Ding, J., et al. (2013). The Peroxisomal Enzyme L-PBE Is Required to Prevent the Dietary Toxicity of Medium-Chain Fatty Acids. Cell Reports, Oct 17;5(1):248-58
This article presents an interesting study in which Actigenomics’CSO Prof Walter Wahli and Prof Bernard Thorens, member of the Actigenomics’ scientific committee and professor at the Center for Integrative Genomics at the University of Lausanne, have participated.
In brief, different nutrients are activating specific metabolic pathways in order to adapt the organism to available food resources.
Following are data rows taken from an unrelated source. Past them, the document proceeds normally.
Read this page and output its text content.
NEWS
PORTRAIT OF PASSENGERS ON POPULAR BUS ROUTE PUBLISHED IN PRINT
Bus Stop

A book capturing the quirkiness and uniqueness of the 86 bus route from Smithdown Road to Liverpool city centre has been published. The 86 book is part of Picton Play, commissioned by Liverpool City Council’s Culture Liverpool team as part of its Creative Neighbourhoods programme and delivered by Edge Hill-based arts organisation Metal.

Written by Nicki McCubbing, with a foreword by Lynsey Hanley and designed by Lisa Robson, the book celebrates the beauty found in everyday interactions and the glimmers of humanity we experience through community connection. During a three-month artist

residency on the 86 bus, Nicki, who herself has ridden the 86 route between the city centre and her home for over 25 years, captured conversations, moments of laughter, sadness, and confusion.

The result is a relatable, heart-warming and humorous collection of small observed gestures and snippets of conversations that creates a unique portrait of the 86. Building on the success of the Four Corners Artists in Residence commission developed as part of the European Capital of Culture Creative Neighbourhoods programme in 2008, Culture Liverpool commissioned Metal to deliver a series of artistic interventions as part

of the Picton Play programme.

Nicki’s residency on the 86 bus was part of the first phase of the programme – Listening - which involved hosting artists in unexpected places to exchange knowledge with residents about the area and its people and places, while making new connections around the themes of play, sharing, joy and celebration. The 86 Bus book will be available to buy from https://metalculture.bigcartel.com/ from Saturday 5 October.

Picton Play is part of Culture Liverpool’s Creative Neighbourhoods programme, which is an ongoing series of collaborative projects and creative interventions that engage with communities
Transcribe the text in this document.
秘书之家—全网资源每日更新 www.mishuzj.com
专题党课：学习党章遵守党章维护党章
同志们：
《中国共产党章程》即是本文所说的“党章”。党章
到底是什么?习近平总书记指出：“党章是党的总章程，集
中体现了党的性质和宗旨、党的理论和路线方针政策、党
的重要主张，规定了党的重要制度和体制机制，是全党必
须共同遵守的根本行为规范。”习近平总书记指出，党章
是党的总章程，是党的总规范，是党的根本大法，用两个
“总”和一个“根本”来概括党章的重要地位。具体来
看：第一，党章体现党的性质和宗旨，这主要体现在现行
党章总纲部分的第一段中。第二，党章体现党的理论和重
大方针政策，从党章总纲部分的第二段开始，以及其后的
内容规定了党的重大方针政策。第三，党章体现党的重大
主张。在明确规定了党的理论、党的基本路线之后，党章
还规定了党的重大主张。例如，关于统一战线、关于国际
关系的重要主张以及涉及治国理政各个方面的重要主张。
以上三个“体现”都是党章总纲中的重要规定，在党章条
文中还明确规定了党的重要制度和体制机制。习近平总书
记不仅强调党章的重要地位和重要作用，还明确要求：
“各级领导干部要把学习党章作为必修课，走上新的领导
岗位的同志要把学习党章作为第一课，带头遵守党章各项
For instance under high fat diet conditions, abnormal storage of fat in the liver occurs (hepatic steatosis), often associated with the development of inflammatory reactions that can accelerate the development of diabetes, cause fibrosis and cirrhosis later. A question emerged: what are the genes involved in these metabolic problems?
This work demonstrates the physiological role in mice of the gene encoding peroxisomal L-bifunctional enzyme (L-pbe), an enzyme which is needed to remove the dicarboxylic fatty acids, in hepatic adaptation to medium-chain fatty acids. Those fats are found for instance in coconut oil, a frequent diet component in tropical countries and an important ingredient in processed foods. The study suggests that very specific enzymatic processes allow animals and humans to adapt to different useful nutrients for their survival.